Last night’s episode of the HBO TV series Euphoria featured a smattering of the usual—teens behaving badly, acting in self-destructive ways, and making each other cry, for reasons that don’t entirely make sense. Alongside it all, in a surprising turn, art history also played a starring role in the episode, which, in its first few minutes, featured reenactments of scenes borrowed from some of the most famous paintings ever made.
Titled “You Who Cannot See, Think of Those Who Can,” the episode’s opening shows Rue (Zendaya), the show’s protagonist, musing on how hard she has fallen for Jules (Hunter Schafer), her girlfriend. “I don’t think you understand how much I love Jules,” Rue says in voiceover before a series of images intended to recall masterpieces that hang in the world’s top museums scrolls by.
There’s a shot where Schafer is posed as Venus from Sandro Botticelli’s The Birth of Venus (ca. 1485), often regarded as among the most important works of the Italian Renaissance, and then there’s an image meant to recall René Magritte’s The Lovers (1928), a Surrealist painting in which two people whose faces are covered by a cloth appear to lock lips. The sequence culminates in a shot of Schafer posed à la Frida Kahlo’s Self-Portrait as a Tehuana (1943), wherein the painter appears wearing a traditional Tehuana costume whose flowery headdress sprouts tendrils. In that painting, Kahlo is shown with a picture of her husband, the artist Diego Rivera, on her forehead. (Kahlo began the painting in 1940, the year the couple remarried after a short divorce, in one attempt to win Rivera back.) In Euphoria, Jules is shown with an image of Rue on her forehead.

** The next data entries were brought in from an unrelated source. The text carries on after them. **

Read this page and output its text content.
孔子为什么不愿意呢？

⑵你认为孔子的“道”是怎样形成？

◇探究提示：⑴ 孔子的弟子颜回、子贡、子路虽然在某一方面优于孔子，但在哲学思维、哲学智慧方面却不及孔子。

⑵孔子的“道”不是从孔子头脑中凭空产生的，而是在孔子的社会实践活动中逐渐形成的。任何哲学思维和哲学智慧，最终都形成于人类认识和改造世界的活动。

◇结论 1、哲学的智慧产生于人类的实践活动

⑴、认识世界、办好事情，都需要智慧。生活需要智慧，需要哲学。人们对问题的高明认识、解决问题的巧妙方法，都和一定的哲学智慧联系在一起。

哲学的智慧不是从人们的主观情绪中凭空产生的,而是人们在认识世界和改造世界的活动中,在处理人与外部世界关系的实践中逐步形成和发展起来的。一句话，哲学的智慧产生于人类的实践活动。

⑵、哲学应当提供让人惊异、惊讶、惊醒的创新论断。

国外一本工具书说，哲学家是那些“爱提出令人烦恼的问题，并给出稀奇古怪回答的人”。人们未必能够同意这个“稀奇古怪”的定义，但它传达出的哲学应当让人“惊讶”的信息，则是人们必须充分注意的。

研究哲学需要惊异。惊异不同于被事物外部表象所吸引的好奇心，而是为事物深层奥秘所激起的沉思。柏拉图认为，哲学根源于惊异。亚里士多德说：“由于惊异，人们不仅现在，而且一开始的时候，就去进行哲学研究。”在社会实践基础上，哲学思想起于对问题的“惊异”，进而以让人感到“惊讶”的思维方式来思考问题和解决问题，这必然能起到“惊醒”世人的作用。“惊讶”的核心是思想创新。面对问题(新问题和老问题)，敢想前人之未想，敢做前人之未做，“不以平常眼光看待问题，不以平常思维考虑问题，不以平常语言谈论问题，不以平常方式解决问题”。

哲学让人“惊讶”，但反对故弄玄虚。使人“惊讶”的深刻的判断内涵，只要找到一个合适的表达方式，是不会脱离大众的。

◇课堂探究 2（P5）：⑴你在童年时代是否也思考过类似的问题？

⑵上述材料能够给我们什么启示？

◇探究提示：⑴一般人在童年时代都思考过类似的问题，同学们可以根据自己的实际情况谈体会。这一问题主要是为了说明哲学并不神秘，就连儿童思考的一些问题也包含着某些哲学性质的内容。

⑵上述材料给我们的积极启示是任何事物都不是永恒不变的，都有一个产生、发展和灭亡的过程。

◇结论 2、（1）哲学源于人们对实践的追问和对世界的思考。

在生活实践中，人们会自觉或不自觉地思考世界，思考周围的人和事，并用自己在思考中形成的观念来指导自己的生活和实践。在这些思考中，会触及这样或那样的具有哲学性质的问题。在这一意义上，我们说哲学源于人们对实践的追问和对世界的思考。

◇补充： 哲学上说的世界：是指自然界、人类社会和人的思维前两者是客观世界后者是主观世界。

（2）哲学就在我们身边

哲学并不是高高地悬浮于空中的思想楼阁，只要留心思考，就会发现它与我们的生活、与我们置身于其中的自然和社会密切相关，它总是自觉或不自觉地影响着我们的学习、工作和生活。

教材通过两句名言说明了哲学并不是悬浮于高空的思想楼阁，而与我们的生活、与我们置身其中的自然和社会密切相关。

Sam Levinson, the show’s creator and the writer and director of last night’s episode, seemingly wants this montage to serve as a means to subvert standards of female beauty. The Botticelli painting has been traditionally viewed as a paragon of femininity in Europe and beyond. Kahlo, on the other hand, looked nothing like that Venus—she often proudly wore a unibrow in flagrant disregard for the era’s beauty standards for women. In drawing on these two paintings, and then in situating Jules, a trans woman, in imagery traditionally held by cisgender women, Levinson is attempting to complicate images that have become codified in mainstream culture, opening them to new and more complicated re-readings that would seem to suit the characters of Euphoria, many of whom are queer and non-white.
But this is Euphoria, after all, and visual flourishes are often put before sense and meaning. Among a litany of other questions, one could ask how it is kosher for Schafer to cosplay as a woman of color, or why these three paintings were suited to this sequence and not other works that might have made more sense (a photograph by the gender-bending Surrealist artist Claude Cahun, perhaps). As is often the case with this series, it’s best not to think too hard about any of it.